Ihre Sprache ist für viele der wichtigste Teil der Heimat. "Wenn ich daheim bin, versteht mich jeder sofort", sagt der weltläufige Politiker Wolfgang Schäuble und bekennt, dass ihm diese "Geborgenheit in der Mentalität" wichtig sei. So wie Hermann Hesses Peter Camenzind, der nach langer Weltwanderung zurückkehrt in die Berge und das Dorf seiner Kindheit: "Hier fällt es niemand ein, einen Sonderling in mir zu sehen." Keiner lacht heute mehr über solche Sätze.
Heimat: Es ist noch nicht lange her, da war das "Heidi" und "Der Förster vom Silberwald" und "Die Sennerin von St. Kathrein", da waren das die Vertriebenen und der Kanzler, der vor ihnen Durchhaltereden über "die Bindung an Werte und die urtümlichen Lebensformen unserer Heimat" hielt. Heimat, das waren Trachtengruppe und Blaskapelle, Spießigkeit und Goldschnittgemüt, der Nachhall von nationalem Pathos und das deutsche Wesen, an dem die Welt genesen sollte. Heimat war der erklärte Feind aller Spät-Achtundsechziger und anderer progressiver Weltbürger. Ihre Heimat war da, wo die Rechnungen ankommen. "Heimat", höhnte der "Spiegel", "das ist der Lindenbaum, unter dem Vater Staat und Mutter Natur einträchtig im Kreis ihrer Lieben beieinander sitzen und sich freuen, dass alles ist und bleibt, wie es immer war."

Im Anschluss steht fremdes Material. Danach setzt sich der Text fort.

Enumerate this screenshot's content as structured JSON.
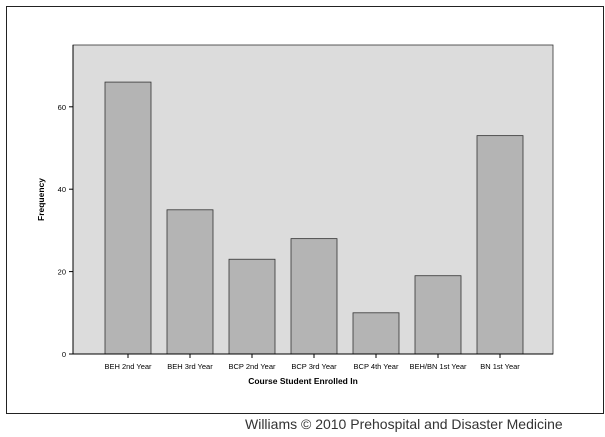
{
  "chart_data": {
    "type": "bar",
    "categories": [
      "BEH 2nd Year",
      "BEH 3rd Year",
      "BCP 2nd Year",
      "BCP 3rd Year",
      "BCP 4th Year",
      "BEH/BN 1st Year",
      "BN 1st Year"
    ],
    "values": [
      66,
      35,
      23,
      28,
      10,
      19,
      53
    ],
    "xlabel": "Course Student Enrolled In",
    "ylabel": "Frequency",
    "ylim": [
      0,
      75
    ],
    "yticks": [
      0,
      20,
      40,
      60
    ],
    "grid": false,
    "legend": "none",
    "colors": {
      "plot_bg": "#dcdcdc",
      "bar_fill": "#b4b4b4",
      "bar_stroke": "#333333"
    }
  },
  "credit": "Williams © 2010 Prehospital and Disaster Medicine"
}
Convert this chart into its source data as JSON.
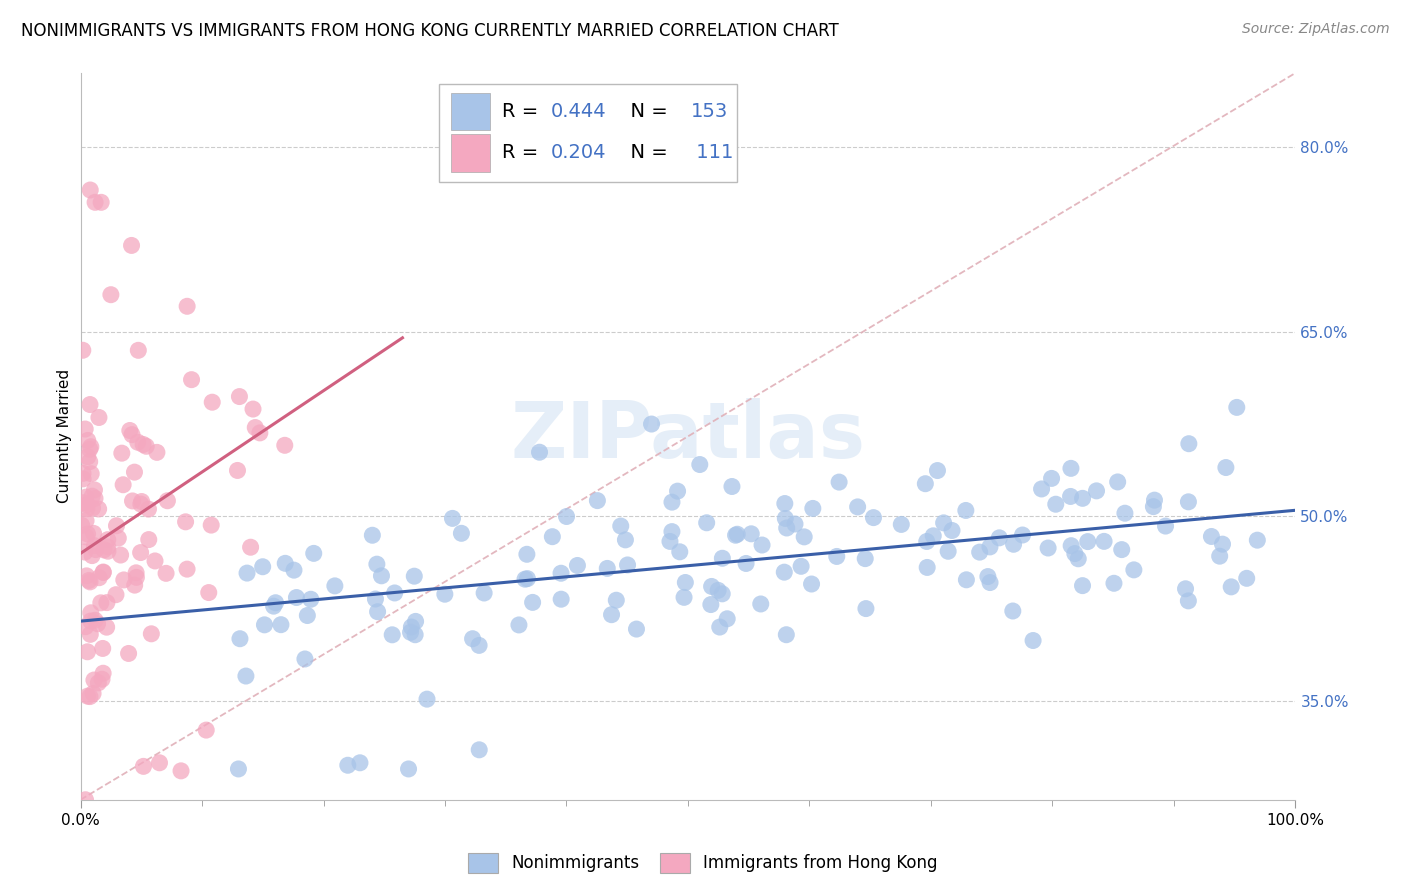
{
  "title": "NONIMMIGRANTS VS IMMIGRANTS FROM HONG KONG CURRENTLY MARRIED CORRELATION CHART",
  "source": "Source: ZipAtlas.com",
  "ylabel": "Currently Married",
  "R_blue": 0.444,
  "N_blue": 153,
  "R_pink": 0.204,
  "N_pink": 111,
  "blue_scatter_color": "#a8c4e8",
  "pink_scatter_color": "#f4a8c0",
  "blue_line_color": "#3a5fa8",
  "pink_line_color": "#d06080",
  "diagonal_color": "#e0b0b8",
  "watermark": "ZIPatlas",
  "ytick_labels": [
    "35.0%",
    "50.0%",
    "65.0%",
    "80.0%"
  ],
  "ytick_values": [
    0.35,
    0.5,
    0.65,
    0.8
  ],
  "xlim": [
    0.0,
    1.0
  ],
  "ylim": [
    0.27,
    0.86
  ],
  "blue_line_start_x": 0.0,
  "blue_line_start_y": 0.415,
  "blue_line_end_x": 1.0,
  "blue_line_end_y": 0.505,
  "pink_line_start_x": 0.0,
  "pink_line_start_y": 0.47,
  "pink_line_end_x": 0.265,
  "pink_line_end_y": 0.645,
  "title_fontsize": 12,
  "source_fontsize": 10,
  "tick_fontsize": 11,
  "legend_fontsize": 13,
  "legend_R_N_color": "#4472c4"
}
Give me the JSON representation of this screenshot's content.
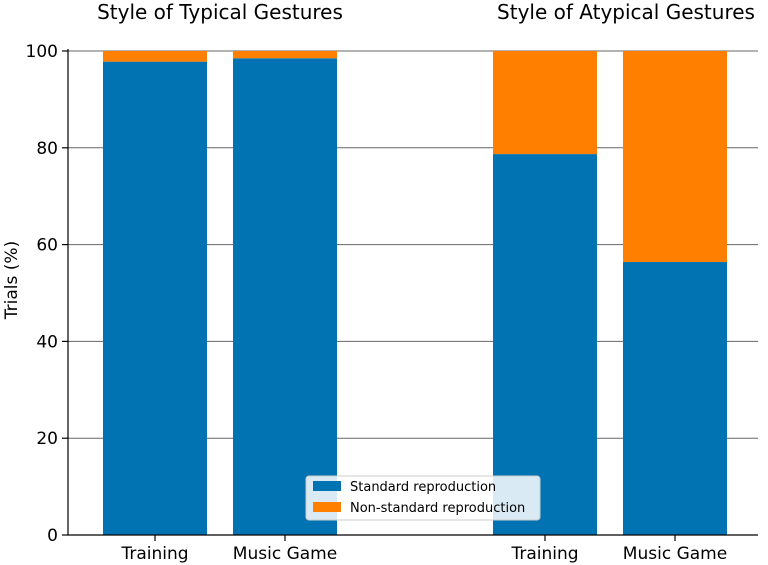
{
  "chart_data": {
    "type": "bar",
    "stacked": true,
    "ylabel": "Trials (%)",
    "ylim": [
      0,
      100
    ],
    "yticks": [
      0,
      20,
      40,
      60,
      80,
      100
    ],
    "grid": "horizontal",
    "legend": {
      "placement": "bottom-center",
      "entries": [
        "Standard reproduction",
        "Non-standard reproduction"
      ]
    },
    "colors": {
      "standard": "#0173b2",
      "non_standard": "#ff8000"
    },
    "groups": [
      {
        "title": "Style of Typical Gestures",
        "categories": [
          "Training",
          "Music Game"
        ],
        "series": [
          {
            "name": "Standard reproduction",
            "values": [
              97.8,
              98.5
            ]
          },
          {
            "name": "Non-standard reproduction",
            "values": [
              2.2,
              1.5
            ]
          }
        ]
      },
      {
        "title": "Style of Atypical Gestures",
        "categories": [
          "Training",
          "Music Game"
        ],
        "series": [
          {
            "name": "Standard reproduction",
            "values": [
              78.7,
              56.4
            ]
          },
          {
            "name": "Non-standard reproduction",
            "values": [
              21.3,
              43.6
            ]
          }
        ]
      }
    ]
  }
}
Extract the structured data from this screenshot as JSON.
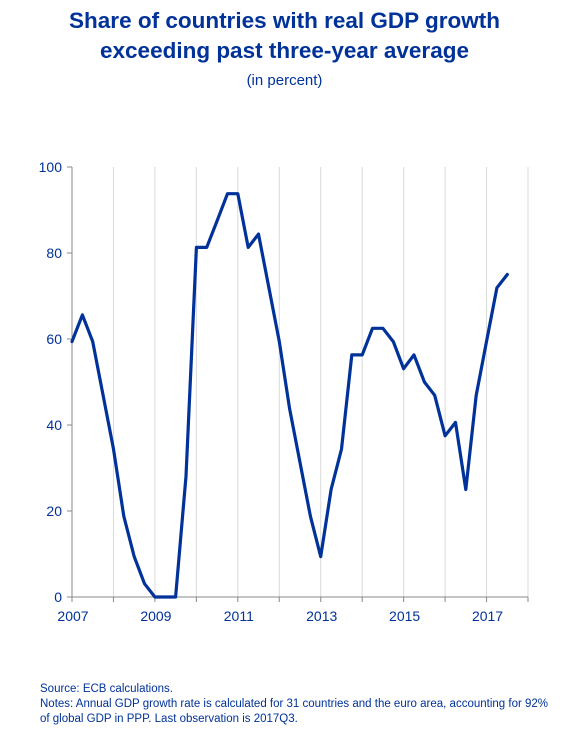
{
  "title_line1": "Share of countries with real GDP growth",
  "title_line2": "exceeding past three-year average",
  "subtitle": "(in percent)",
  "source": "Source: ECB calculations.",
  "notes": "Notes: Annual GDP growth rate is calculated for 31 countries and the euro area, accounting for 92% of global GDP in PPP. Last observation is 2017Q3.",
  "colors": {
    "text": "#003299",
    "line": "#003299",
    "axis": "#888888",
    "grid": "#d9d9d9"
  },
  "chart_data": {
    "type": "line",
    "title": "Share of countries with real GDP growth exceeding past three-year average",
    "subtitle": "(in percent)",
    "xlabel": "",
    "ylabel": "",
    "xlim": [
      2007,
      2018
    ],
    "ylim": [
      0,
      100
    ],
    "y_ticks": [
      0,
      20,
      40,
      60,
      80,
      100
    ],
    "x_ticks": [
      2007,
      2009,
      2011,
      2013,
      2015,
      2017
    ],
    "grid": "vertical",
    "legend": "none",
    "series": [
      {
        "x": [
          2007.0,
          2007.25,
          2007.5,
          2007.75,
          2008.0,
          2008.25,
          2008.5,
          2008.75,
          2009.0,
          2009.25,
          2009.5,
          2009.75,
          2010.0,
          2010.25,
          2010.5,
          2010.75,
          2011.0,
          2011.25,
          2011.5,
          2011.75,
          2012.0,
          2012.25,
          2012.5,
          2012.75,
          2013.0,
          2013.25,
          2013.5,
          2013.75,
          2014.0,
          2014.25,
          2014.5,
          2014.75,
          2015.0,
          2015.25,
          2015.5,
          2015.75,
          2016.0,
          2016.25,
          2016.5,
          2016.75,
          2017.0,
          2017.25,
          2017.5
        ],
        "values": [
          59.4,
          65.6,
          59.4,
          46.9,
          34.4,
          18.8,
          9.4,
          3.1,
          0,
          0,
          0,
          28.1,
          81.3,
          81.3,
          87.5,
          93.8,
          93.8,
          81.3,
          84.4,
          71.9,
          59.4,
          43.8,
          31.3,
          18.8,
          9.4,
          25.0,
          34.4,
          56.3,
          56.3,
          62.5,
          62.5,
          59.4,
          53.1,
          56.3,
          50.0,
          46.9,
          37.5,
          40.6,
          25.0,
          46.9,
          59.4,
          71.9,
          75.0
        ]
      }
    ]
  }
}
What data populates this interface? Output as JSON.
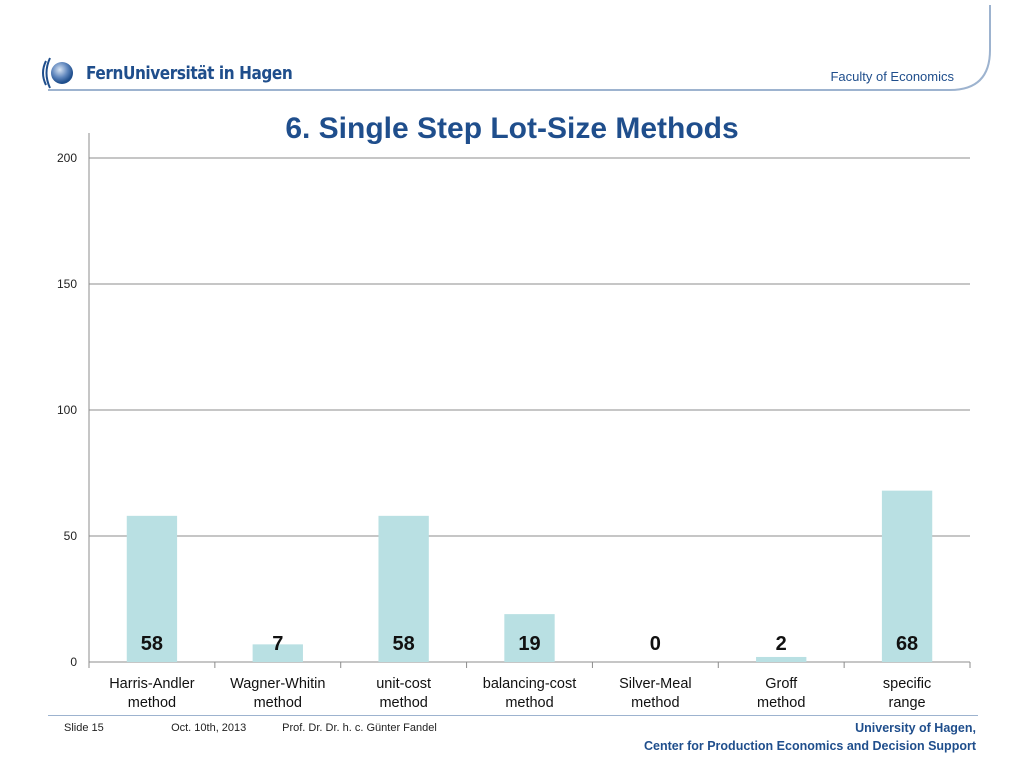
{
  "header": {
    "logo_text": "FernUniversität in Hagen",
    "faculty": "Faculty of Economics"
  },
  "title": "6. Single Step Lot-Size Methods",
  "chart_data": {
    "type": "bar",
    "categories": [
      [
        "Harris-Andler",
        "method"
      ],
      [
        "Wagner-Whitin",
        "method"
      ],
      [
        "unit-cost",
        "method"
      ],
      [
        "balancing-cost",
        "method"
      ],
      [
        "Silver-Meal",
        "method"
      ],
      [
        "Groff",
        "method"
      ],
      [
        "specific",
        "range"
      ]
    ],
    "values": [
      58,
      7,
      58,
      19,
      0,
      2,
      68
    ],
    "data_labels": [
      "58",
      "7",
      "58",
      "19",
      "0",
      "2",
      "68"
    ],
    "ylim": [
      0,
      200
    ],
    "yticks": [
      0,
      50,
      100,
      150,
      200
    ],
    "grid": true,
    "bar_color": "#b9e0e3"
  },
  "footer": {
    "slide": "Slide 15",
    "date": "Oct. 10th, 2013",
    "author": "Prof. Dr. Dr. h. c. Günter Fandel",
    "university": "University of Hagen,",
    "center": "Center for Production Economics and Decision Support"
  },
  "colors": {
    "brand": "#1f4e8c",
    "grid": "#8c8c8c"
  }
}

Dann kam 1984 "Heimat", ein Titel so provokant wie programmatisch, die erste Staffel der TV-Chronik von Edgar Reitz über Schabbach, das fiktive Dorf im Hunsrück. Ein sensationeller Erfolg. 15000 Briefe erhielt Reitz. Jetzt, 20 Jahre später, folgt Teil drei der Heimat-Chronik (ab 15. 12., ARD), der die Jahre vom Fall der Berliner Mauer bis zur Jahrtausendwende beschreibt. Und der Wert von Heimat ist in diesen Jahren noch gestiegen. 56 Prozent der Deutschen geben an, dass Heimat "eher an Bedeutung gewonnen" hat, nur für 25 Prozent ist sie bedeutungsloser geworden. Längst sind auch die ehemaligen Spötter umgeschwenkt und heimgekehrt. Heimat ist salonfähig, vom Vertriebenentreffen bis zum Veteranenstammtisch des Frankfurter Häuserkampfes.
Warum? Jedenfalls nicht, weil das wieder vereinte Vaterland von einem neuen kollektiven Heimatgefühl erfasst wäre. Im Gegenteil. Die Atmosphäre im vergrößerten Heim der Deutschen ist ungemütlich geworden, muffig und frostig zugleich; so, als seien die Fenster zum Lüften lange nicht geöffnet worden, als stünden aber gleichzeitig zwei Türen weit offen, durch die scharfe Zugluft weht: Durch die eine wirbeln Investitionen und Arbeitsplätze hinaus, durch die andere ausländische Arbeitsemigranten hinein. Gleichzeitig haben viele Ostdeutsche Teile ihrer alten Heimat verloren, oft die Arbeit, manchmal nur die altvertraute Ost-Schrippe; aber der Verlust hat das Lebensgefühl erzeugt, sie seien Emigranten ohne Auswanderung.
In solch einem Deutschland, einem frostig gewordenen Heim, sucht man nach warmen Winkeln, nach einem Mansardenstübchen mit Kachelofen. "Zwei Sprachen Land entfernt verwandt", singt Herbert Grönemeyer, "an verschiedene Ufer gespült/zum gemeinsamen Gelingen verdammt/Heimat ist kein Ort - Heimat ist ein Gefühl."